Silicon Image’s two-chipset wireless mobile solution is “on track,” Chief Financial Officer Noland Granberry said, and is expected to be sampling by the end of the year. The chipset will be shown both at CES and Mobile World Congress early next year, with resulting revenue expected to be realized in the back half of 2013, he said. The following year “should be a breakout year for the wireless technology,” Granberry said.

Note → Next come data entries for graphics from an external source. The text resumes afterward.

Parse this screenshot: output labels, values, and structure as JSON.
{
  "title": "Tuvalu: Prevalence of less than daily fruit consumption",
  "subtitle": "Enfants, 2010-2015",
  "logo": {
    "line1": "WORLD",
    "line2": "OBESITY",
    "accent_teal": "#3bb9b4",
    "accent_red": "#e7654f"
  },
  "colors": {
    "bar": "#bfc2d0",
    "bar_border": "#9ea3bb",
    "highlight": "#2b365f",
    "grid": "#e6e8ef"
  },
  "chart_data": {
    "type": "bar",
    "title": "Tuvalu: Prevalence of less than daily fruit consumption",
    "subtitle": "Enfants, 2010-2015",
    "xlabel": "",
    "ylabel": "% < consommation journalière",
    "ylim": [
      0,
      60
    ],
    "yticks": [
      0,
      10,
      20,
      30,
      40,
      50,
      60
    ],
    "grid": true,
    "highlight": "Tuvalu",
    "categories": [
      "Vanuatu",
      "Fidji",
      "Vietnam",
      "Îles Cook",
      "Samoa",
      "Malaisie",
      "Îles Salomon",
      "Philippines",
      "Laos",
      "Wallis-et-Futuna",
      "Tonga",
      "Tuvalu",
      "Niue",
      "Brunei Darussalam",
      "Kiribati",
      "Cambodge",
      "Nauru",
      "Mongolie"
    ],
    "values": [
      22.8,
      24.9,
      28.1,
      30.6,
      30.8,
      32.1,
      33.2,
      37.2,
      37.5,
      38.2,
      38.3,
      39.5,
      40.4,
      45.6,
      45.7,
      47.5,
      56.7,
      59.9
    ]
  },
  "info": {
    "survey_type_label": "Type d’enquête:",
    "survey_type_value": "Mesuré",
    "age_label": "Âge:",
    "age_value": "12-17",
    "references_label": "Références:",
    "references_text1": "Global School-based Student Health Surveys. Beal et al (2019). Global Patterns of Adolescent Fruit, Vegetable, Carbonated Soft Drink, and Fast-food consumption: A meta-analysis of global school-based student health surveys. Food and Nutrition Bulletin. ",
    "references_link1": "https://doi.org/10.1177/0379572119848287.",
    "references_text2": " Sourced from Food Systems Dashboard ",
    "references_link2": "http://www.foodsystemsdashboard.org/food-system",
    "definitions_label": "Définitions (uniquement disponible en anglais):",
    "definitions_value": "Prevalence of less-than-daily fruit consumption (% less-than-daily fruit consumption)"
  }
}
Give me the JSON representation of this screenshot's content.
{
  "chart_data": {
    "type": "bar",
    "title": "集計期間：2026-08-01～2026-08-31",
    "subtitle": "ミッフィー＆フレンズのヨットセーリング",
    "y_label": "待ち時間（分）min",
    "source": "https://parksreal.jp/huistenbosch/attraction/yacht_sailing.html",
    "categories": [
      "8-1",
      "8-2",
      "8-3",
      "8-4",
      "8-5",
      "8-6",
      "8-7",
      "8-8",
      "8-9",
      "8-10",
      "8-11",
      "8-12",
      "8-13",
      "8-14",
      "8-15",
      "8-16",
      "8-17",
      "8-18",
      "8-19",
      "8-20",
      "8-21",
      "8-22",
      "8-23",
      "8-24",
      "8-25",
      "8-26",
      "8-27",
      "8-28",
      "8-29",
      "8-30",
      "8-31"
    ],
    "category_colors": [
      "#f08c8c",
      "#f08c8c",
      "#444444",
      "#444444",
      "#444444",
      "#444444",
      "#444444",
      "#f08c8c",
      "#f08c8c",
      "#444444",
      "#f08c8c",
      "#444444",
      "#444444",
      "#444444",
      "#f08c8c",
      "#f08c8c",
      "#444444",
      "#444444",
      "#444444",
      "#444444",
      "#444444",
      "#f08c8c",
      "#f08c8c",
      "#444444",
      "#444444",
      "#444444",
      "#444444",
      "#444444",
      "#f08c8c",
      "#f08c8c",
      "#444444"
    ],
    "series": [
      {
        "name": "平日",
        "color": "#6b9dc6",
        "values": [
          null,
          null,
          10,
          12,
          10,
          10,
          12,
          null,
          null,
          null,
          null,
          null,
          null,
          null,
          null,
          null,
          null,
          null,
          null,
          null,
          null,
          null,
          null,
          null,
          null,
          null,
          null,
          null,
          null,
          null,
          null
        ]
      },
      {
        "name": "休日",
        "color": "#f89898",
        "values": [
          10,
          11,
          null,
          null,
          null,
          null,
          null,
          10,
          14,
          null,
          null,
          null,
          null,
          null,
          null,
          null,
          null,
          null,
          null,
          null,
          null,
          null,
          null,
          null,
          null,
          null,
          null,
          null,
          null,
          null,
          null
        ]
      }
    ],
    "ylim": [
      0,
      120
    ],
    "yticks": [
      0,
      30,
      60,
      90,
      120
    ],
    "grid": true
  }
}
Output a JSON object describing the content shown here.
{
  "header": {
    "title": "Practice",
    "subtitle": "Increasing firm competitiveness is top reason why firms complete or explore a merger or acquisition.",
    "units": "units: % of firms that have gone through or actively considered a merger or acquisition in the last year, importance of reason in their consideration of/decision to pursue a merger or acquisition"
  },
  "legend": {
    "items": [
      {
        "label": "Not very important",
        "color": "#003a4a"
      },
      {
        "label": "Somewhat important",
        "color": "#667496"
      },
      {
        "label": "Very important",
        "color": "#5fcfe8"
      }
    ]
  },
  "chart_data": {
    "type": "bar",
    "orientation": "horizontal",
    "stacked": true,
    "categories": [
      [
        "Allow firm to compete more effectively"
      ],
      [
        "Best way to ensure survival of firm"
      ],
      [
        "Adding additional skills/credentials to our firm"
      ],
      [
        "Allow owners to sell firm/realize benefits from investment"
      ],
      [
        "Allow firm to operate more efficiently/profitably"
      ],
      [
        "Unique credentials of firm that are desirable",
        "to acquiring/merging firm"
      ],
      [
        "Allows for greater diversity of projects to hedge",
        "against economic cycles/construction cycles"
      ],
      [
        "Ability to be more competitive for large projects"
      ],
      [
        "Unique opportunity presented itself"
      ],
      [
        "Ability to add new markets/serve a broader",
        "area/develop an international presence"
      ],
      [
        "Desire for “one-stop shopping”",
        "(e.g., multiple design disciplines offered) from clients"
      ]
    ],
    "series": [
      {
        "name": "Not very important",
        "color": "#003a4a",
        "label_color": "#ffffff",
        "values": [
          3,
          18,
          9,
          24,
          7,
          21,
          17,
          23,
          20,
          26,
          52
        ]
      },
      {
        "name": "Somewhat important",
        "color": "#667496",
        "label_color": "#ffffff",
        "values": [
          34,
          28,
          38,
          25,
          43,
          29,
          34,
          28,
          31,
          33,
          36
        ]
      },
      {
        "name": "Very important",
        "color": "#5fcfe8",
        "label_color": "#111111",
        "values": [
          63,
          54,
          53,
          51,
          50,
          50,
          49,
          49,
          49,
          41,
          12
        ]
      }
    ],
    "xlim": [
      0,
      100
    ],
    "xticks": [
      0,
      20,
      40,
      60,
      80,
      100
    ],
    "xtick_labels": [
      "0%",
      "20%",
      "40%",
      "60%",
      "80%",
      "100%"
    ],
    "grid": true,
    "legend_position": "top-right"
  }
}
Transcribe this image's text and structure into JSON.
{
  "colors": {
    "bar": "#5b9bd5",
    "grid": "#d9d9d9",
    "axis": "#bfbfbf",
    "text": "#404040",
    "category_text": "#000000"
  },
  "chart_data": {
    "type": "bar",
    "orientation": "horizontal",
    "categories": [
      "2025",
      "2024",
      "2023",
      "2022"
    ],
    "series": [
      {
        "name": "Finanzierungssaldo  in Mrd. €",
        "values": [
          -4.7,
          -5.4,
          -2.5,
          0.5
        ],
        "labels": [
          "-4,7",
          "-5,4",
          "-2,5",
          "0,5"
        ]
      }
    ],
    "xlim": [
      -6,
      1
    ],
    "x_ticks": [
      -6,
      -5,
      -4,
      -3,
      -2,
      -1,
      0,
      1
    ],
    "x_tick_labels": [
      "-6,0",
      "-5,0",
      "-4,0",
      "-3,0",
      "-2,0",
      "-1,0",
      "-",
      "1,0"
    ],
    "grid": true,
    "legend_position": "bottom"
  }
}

The company’s Q4 outlook reflects a seasonal decline of 9-14 percent that’s “higher than our typical 5-10 percent,” Granberry said, while Q1 2013 revenues are forecast to be “flat to modestly up.” The outlook is based on three factors, he said, including a tapering off in the PC market, “our CE business being down more than we would seasonally expect” and an acceleration of product transitions to new models earlier than in the past that’s resulted in a shift of order patterns to Q1, he said.

Silicon Image shipped 62 million units during the quarter, up from 48 million units in Q2, Martino said. Revenue of $73.9 million was up 16 percent sequentially and 24 percent over Q3 2011, he said, which was “above our seasonal pattern” and due to “increasing traction” of MHL-enabled mobile devices.